Gillius's Programming

Major GNE Bug in Endian Handling

A major bug in GNE put HawkNL properly in little endian mode when using NO_NET network type, but any other type such as NL_IP called nlInit after nlEnable(NL_LITTLE_ENDIAN_DATA), which erased this setting. Amazingly, over all these years this error was not caught. I very seriously thought about changing all documentation and having GNE use big endian all the time, but decided to fix the bug and use little endian consistently.

Thanks goes out to Héber Costa Ferreira for finding this problem in GNE/HawkNL and providing suggestions, code, and testing effort to fix this issue.

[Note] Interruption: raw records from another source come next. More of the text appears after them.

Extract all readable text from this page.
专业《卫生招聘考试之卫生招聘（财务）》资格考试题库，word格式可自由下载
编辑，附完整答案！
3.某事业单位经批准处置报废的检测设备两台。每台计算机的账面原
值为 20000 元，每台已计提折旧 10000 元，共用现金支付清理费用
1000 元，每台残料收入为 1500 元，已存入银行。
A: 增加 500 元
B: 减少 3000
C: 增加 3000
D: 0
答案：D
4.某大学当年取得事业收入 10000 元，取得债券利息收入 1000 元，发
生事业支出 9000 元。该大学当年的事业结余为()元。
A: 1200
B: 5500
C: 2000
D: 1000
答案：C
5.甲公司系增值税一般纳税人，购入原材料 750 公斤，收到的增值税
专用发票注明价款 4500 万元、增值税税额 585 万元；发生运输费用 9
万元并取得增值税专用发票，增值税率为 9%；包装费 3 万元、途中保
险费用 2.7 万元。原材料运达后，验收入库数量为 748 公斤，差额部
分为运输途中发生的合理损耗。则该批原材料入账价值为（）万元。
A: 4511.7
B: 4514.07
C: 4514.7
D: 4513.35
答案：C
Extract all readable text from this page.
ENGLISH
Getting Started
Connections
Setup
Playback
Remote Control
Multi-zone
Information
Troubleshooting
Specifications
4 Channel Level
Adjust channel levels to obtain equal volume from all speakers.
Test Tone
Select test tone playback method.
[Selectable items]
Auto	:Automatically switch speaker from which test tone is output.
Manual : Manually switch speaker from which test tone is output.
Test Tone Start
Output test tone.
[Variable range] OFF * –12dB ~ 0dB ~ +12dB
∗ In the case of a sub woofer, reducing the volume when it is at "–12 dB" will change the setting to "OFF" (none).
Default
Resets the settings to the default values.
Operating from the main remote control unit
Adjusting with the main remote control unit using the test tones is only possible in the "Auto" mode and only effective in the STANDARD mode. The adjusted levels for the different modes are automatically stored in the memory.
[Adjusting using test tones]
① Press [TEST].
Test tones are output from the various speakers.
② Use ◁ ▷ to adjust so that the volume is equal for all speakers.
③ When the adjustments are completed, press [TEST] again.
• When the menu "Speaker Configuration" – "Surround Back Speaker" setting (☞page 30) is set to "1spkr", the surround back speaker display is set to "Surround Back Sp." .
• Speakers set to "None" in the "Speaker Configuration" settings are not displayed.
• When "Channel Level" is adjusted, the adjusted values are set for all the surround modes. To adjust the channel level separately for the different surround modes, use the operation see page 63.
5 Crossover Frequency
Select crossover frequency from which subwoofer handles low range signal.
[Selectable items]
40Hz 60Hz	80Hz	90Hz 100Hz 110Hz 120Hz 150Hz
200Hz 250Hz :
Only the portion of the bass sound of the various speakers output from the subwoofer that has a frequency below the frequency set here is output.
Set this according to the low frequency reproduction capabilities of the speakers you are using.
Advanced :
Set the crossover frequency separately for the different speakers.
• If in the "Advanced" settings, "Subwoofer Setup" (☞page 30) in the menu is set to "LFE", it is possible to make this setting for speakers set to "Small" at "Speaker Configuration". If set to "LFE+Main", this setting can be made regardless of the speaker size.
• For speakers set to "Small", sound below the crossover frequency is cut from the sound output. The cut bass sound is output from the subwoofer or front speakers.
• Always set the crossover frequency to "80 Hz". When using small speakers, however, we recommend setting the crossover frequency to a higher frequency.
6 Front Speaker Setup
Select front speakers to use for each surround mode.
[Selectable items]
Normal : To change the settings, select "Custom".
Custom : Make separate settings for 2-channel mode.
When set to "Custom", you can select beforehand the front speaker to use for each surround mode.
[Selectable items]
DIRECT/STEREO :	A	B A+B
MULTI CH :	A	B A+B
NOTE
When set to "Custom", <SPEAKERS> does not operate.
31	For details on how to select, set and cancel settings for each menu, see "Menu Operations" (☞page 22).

This change has been commited into GNE SVN as of revision 680. If you are not using the SVN version of GNE, you should, it is much more stable than 0.70 and contains many critical fixes.

The reasons why I did this:

  1. The protocol specification, all documentation, and comments say little endian and I don't want to have to change them all
  2. It was little endian properly in NO_NET mode
  3. I guess client and server side will typically use same version of GNE, because they would be compiled together most of the time, so they both would change endianess at the same time.
  4. I still agree with my original thinking years ago that virtually all machines running GNE will likely be little endian. This is even more true today with the usage of x86 for Macs instead of PowerPC, and typical ARM is little endian. Therefore we can save effort by not swapping on these machines.

The counter arguments:

  1. Big endian is easier to read in a debugger or when dumping raw packets
  2. Big endian is "network byte order" and is typically assumed unless otherwise stated in Internet-based binary protocols.

I fully understand if someone prefers to use big endian over the wire. If you don't agree with this change, simply call nlEnable(NL_BIG_ENDIAN_DATA) immediately after initGNE. This workaround is safe for GNE versions both before and after this change. I will officially support bug requests if GNE doesn't work when you do this, of course at this time it is obvious that it works since that is the mode of operation until now.

Since the build version of the GNE connection packet is 16 bits in length, you can be safe in knowing that big-endian GNE will not connect to little-endian GNE due to a "protocol version mismatch", even though they have the same version. In a future version of the protocol I may add a special part of the packet to detect byte order specifically to output a better error message.

Note that the endian setting affects all Buffer operations (except strings and raw writing), which includes all GNE protocol code.